Juwalita mengatakan, dampaknya efek antioksidan yang sebenarnya terkandung dalam minyak semakin turun kadarnya. Padahal sebenarnya zat ini untuk meredam radikal bebas.
Dampak pada kesehatan jelas yakni meningkatnya kadar kolesterol jahat atau LDL, kondisi peradangan di dalam tubuh dan ini tidak terlihat.
Bila peradangan terjadi di pembuluh darah, muncul plak lalu membuat pembuluh menjadi sempit dan akhirnya menghambat aliran darah.
"Karena kebiasaan mengonsumsi lemak trans dalam makanan cepat saji dan akhirnya memunculkan plak di pembuluh darah, makanya keluhan yang terjadi seperti stroke," tutur Juwalita yang lulusan dari FKUI.
Studi yang melibatkan hewan uji coba pada tahun 2012 menunjukkan, pemberian minyak kelapa sawit yang dipanaskan 5-10 kali akan menyebabkan penebalan dinding pembuluh darah dalam waktu 6 bulan.
Proses menggoreng pada suhu 170-220 derajat Celcius menghasilkan PAH yang bisa berinteraksi dengan enzim dalam tubuh. Enzim ini berfungsi dalam serangkaian proses kimia dalam tubuh.
PAH juga dapat menyebabkan kerusakan protein dalam tubuh dan akhirnya menyebabkan cedera pada membran sel. PAH bahkan menyebabkan kerusakan pada DNA, padahal bila terjadi kerusakan pada DNA maka sifat sel akan berubah. Akibatnya? terjadilah kanker di antaranya pada payudara, kolorektal dan prostat.
"Mengenai kanker ini saya menemukan semakin maju usianya. Dulu saya dapat pasien kanker usus besar laki-laki usianya di atas 50 tahun. Sekarang saya sering dapat pasien kanker usus besar dimulai usia 30 tahun, bahkan di akhir 20 tahun," kata Juwalita.
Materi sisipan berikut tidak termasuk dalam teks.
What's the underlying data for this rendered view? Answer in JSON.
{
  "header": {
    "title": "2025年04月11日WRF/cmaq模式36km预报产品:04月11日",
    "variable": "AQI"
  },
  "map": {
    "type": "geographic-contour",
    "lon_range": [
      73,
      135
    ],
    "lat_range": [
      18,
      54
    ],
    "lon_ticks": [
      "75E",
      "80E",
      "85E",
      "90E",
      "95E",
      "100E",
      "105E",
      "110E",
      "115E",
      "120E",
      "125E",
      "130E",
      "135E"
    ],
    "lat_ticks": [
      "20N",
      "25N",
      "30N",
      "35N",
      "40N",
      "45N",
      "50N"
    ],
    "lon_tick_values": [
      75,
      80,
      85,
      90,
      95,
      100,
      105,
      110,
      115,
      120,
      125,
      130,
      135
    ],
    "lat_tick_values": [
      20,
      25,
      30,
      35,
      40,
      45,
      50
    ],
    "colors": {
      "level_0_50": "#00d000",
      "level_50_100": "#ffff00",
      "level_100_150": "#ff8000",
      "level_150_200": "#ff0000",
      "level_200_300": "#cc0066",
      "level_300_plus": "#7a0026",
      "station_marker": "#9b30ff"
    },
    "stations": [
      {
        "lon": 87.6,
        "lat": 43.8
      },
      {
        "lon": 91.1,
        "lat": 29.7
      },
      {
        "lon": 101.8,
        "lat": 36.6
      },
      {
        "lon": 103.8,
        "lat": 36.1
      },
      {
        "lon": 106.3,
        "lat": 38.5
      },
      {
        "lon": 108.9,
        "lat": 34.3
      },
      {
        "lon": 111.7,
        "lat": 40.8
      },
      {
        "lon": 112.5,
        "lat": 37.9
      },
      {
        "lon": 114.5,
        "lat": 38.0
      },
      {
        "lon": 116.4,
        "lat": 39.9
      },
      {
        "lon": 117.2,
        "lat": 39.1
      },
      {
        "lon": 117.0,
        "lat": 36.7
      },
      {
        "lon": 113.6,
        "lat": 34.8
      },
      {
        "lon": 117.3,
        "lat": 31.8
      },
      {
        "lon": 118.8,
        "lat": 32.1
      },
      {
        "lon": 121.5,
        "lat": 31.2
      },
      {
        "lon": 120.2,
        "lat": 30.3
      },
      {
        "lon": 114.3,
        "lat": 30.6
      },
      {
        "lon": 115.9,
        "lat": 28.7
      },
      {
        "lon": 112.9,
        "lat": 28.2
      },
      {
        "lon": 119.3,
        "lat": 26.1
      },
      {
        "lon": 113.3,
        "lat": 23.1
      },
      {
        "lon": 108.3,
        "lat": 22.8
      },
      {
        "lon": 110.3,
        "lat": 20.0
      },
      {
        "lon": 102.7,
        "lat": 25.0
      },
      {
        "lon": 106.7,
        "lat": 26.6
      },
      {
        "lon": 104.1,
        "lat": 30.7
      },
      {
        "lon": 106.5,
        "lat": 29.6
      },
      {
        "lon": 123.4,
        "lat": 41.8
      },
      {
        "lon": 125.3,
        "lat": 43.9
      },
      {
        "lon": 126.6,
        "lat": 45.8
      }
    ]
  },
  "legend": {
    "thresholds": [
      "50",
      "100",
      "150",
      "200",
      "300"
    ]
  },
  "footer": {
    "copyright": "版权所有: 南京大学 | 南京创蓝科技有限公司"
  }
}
Di sisi lain, konsumsi terlalu banyak lemak jenuh (dari minyak yang dipakai berkali-kali) juga bisa mengganggu bakteri baik di saluran cerna, membuat kondisinya menjadi tidak sehat. Akibatnya mudah terjadi perubahan sifat sel yang memicu kanker.
Solusi dari dokter
Kementerian Kesehatan merekomendasikan asupan minyak harian tak lebih dari 5 sendok makan apabila konsumsi kalori per hari Anda 2000 kalori. Organisasi Kesehatan Dunia (WHO) menyarankan asupan lemak maksimal 30 persen asupan dari energi total dalam sehari.
Hal ini berarti, lemak jenuh diminimalkan 10 persen dari asupan energi total, sedangkan lemak trans hanya 1 persen dari asupan energi total.
Sebagai salah satu solusi, menurut Juwalita, sebaiknya Anda bijak menggunakan minyak untuk mengolah makanan.
Kemudian, demi bisa menangkal radikal bebas akibat efek menggoreng maka konsumsilah makanan tinggi antioksidan. Makanan mengandung antioksidan misalnya buah pepaya, jambu biji, sayur bayam, brokoli (terkandung vitamin C), kacang-kacangan, alpukat (vitamin E), sayuran berwarna merah atau kekuningan (mengandung karoten) seperti labu, melon kuning, paprika oranye.
Ini artinya, Anda tidak bisa melepaskan asupan sayur dan buah dalam menu makanan Anda. Pakar kesehatan di Kementerian Kesehatan menyarankan Anda mengonsumsi sayuran sekitar 150 gram atau 1 mangkuk sedang.
Sementara untuk buah-buahan, sebaiknya konsumsilah yang beraneka ragam agar kandungan antioksidannya semakin beragam pula, dengan total sepertiga piring makan Anda. Misalnya, 150 gram pepaya itu sama dengan 2 potong sedang, 2 buah jeruk sedang setara 110 gram, atau 1 buah kecil pisang ambon sama dengan 150 gram.
Kalau Anda ingin menyantap menu gorengan, usahakan untuk membatasi porsinya dan menerapkan aturan batas pakai. Juwalita misalnya, menerapkan aturan di keluarganya penggunaan minyak di rumahnya maksimal dua kali pakai.
Di sisi lain, menurut praktisi kesehatan kerja dan industri nutrisi dari Universitas Indonesia sekaligus Founder Health Collaborative Center (HCC) Ray W. Basrowi yang juga hadir dalam acara itu menambahkan, edukasi gizi seimbang perlu terus dipopulerkan pada masyarakat. Hal sederhana yang bisa mulai Anda lakukan, mengunggah Isi Piringku di laman media sosial Anda.